To be clear, change is hard. You and your firm's owner and/or partner are not always going to agree. It’s ok to vent and debate behind closed doors, but when that door opens, the smile goes on and the positive energy and attitude walk out.

4. Define your mission and vision first. 


In order to move forward and execute permanent change, the entire team has to have a rudder. Otherwise, you’ll be rowing in circles. 

What do you want to be? Start with a mission. This is bigger than a goal and bigger than everyone in the firm- it’s a cause, a purpose. What are we showing up every day to do? 

Once your mission is established, document your vision. The vision should be clear and include well-defined roles and responsibilities. 

Then, you need to communicate both to the team. Most importantly, you’ll need to define each person’s role and show them how they all fit together to move forward as one. It’s everyone’s job to cross the goal line, and everyone has a different critical role they play. As Julie emphasizes, each person needs to understand how vital their role is to the whole firm’s vision.

5. Build your team. 

Having written documentation of every person’s role is imperative. Responsibilities and expectations are then clear. 

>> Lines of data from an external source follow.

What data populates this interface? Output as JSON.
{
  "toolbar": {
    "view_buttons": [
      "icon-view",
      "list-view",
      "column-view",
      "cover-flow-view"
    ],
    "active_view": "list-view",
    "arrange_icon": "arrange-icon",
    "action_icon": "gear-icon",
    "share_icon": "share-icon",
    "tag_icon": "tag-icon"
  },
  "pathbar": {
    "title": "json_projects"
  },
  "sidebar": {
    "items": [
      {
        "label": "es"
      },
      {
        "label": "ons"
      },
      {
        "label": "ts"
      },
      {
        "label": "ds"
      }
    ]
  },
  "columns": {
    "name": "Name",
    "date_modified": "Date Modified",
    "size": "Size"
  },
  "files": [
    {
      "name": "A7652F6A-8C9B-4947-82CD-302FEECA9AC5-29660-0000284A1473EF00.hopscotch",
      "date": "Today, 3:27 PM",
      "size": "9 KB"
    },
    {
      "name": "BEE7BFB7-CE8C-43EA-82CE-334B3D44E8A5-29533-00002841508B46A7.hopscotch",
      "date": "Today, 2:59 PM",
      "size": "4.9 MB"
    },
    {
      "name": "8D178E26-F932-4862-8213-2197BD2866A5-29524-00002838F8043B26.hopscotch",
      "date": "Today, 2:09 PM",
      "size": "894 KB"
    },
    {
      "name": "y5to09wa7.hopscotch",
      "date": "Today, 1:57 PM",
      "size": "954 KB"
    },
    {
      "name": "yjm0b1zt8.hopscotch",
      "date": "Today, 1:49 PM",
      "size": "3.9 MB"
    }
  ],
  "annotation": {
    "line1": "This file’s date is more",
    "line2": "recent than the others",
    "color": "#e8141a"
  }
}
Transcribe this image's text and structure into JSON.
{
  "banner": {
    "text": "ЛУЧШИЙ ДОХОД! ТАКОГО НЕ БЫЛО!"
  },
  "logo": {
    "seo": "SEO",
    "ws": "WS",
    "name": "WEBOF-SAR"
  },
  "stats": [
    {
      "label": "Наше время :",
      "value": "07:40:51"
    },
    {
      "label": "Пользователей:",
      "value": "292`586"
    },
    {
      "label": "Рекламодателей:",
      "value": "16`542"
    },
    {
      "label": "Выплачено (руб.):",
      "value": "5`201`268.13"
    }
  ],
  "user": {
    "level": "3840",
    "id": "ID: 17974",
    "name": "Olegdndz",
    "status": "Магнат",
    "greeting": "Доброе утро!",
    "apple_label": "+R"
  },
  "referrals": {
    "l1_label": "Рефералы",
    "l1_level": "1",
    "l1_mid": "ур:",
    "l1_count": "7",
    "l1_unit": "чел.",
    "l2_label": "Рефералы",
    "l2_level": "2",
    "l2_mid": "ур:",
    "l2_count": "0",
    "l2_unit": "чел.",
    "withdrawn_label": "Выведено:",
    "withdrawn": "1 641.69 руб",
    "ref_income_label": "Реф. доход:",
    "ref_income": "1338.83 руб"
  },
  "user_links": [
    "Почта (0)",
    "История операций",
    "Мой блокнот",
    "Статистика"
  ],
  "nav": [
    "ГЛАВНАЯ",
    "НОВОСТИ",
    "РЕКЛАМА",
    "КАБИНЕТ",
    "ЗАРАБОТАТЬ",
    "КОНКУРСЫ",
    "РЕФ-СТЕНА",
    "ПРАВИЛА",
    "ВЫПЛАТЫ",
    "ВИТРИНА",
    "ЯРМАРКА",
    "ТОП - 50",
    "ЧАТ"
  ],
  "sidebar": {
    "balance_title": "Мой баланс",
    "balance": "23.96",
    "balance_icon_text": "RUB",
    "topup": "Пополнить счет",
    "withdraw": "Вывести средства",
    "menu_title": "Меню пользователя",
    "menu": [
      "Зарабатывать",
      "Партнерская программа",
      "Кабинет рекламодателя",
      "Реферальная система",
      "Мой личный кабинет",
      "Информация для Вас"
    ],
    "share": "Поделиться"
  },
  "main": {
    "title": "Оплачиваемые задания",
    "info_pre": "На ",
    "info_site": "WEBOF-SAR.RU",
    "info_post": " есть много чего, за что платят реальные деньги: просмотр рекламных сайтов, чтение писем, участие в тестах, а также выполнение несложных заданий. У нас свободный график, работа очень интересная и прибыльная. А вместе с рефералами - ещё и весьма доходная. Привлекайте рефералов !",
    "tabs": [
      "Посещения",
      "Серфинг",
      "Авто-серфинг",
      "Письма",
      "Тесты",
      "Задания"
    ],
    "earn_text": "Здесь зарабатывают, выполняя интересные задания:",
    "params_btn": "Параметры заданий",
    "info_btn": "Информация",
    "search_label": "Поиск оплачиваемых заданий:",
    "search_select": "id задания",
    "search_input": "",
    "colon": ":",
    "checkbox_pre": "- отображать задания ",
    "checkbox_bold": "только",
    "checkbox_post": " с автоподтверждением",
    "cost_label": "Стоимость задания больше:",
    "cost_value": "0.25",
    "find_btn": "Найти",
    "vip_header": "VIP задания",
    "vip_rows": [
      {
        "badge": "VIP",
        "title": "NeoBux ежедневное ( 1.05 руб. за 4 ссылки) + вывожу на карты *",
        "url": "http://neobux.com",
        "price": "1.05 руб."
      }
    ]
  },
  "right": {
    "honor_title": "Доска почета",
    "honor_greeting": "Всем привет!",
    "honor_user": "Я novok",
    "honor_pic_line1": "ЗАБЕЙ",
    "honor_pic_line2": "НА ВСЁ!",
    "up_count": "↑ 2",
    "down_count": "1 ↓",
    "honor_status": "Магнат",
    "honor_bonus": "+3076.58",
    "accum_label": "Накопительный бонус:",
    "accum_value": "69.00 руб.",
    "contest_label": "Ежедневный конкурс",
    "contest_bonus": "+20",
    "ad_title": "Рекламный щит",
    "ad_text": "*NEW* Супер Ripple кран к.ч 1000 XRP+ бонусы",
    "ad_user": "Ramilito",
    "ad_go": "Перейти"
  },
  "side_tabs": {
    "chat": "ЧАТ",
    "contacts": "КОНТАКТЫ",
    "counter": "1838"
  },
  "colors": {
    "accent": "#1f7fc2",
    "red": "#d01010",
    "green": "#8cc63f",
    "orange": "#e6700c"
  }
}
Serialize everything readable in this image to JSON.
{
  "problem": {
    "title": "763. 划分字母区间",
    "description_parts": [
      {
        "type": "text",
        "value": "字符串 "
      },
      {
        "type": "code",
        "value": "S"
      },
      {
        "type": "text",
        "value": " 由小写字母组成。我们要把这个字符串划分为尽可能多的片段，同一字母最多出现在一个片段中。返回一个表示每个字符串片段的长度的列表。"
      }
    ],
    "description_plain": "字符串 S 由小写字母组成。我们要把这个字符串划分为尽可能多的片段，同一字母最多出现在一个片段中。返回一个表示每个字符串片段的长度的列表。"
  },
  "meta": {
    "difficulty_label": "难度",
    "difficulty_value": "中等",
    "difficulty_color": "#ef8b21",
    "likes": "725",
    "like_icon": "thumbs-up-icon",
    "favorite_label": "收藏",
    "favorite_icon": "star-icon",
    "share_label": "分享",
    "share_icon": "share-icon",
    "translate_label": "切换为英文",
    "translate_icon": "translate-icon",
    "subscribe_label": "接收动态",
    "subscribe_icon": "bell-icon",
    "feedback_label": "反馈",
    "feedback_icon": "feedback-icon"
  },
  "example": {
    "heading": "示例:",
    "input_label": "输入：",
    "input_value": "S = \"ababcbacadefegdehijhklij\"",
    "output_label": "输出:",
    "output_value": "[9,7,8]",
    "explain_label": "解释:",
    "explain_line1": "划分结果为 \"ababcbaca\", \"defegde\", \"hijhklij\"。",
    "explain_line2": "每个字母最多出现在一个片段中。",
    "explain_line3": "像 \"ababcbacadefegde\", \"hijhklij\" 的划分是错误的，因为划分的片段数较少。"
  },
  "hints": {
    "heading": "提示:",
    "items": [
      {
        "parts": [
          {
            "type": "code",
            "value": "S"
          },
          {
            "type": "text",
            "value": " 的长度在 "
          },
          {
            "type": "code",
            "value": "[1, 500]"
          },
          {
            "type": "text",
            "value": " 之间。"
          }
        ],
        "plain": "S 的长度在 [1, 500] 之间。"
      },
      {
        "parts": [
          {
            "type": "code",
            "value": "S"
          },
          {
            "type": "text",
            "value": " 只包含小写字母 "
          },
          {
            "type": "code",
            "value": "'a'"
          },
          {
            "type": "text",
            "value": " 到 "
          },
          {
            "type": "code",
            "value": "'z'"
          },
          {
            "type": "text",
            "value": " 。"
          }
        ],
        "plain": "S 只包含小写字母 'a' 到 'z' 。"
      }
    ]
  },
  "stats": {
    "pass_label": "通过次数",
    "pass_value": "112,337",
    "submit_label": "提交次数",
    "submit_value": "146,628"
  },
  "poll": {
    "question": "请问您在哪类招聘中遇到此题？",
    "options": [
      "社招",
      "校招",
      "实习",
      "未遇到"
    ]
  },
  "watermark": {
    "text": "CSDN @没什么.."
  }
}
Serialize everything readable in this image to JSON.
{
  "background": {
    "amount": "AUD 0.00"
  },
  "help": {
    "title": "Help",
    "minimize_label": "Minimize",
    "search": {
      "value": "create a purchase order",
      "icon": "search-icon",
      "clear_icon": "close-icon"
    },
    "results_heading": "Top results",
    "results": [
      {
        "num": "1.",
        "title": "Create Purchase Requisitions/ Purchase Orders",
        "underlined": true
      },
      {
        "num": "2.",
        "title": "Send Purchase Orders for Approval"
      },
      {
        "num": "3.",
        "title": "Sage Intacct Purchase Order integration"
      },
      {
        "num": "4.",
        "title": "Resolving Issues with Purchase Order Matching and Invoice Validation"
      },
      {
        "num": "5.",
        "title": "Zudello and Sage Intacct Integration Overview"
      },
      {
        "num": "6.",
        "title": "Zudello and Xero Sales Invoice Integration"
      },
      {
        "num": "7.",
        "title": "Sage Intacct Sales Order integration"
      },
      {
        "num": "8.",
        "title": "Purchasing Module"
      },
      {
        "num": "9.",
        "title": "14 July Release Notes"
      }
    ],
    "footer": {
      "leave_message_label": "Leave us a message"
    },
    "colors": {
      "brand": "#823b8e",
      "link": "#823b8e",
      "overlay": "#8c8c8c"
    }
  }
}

Recognize that everyone has strengths and weaknesses. A great team plays to their strengths and is able to ensure that weaknesses never show. A team who is ‘bought in’ to the mission, vision, and each of their roles within that vision will work to cover for each other- never allowing a teammate to fall down or weaknesses to be exposed.

For a leader to effectively lead a team, it is important to have the ability to figure out what makes people tick. Some may baffle you, and have you wondering, “how do I get this person to come to an aha moment on their own accord?” In other words, as Ryan points out, some people just require a little coyote medicine, and that’s ok. It’s on the leader to understand how each person is motivated and inspired- then support them with that. Do they need encouragement, strict guidelines, more independence? 

As you build your team, you build your culture. 

Julie sums it up best by saying, “be fiercely protective of your culture.”

Do not let an employee who is a bad fit compromise the work you’ve done (and continue to do) to achieve your vision. Keeping a toxic employee will poison the firm, regardless of how highly credentialed they are. And, regardless of how difficult it is to find talent. 

When you hire, make sure the people you bring into the firm share the same core values you have as a firm. Building the right culture takes time and intention. Look past the credentials to ensure new hires will compliment the team and be able to contribute toward your vision.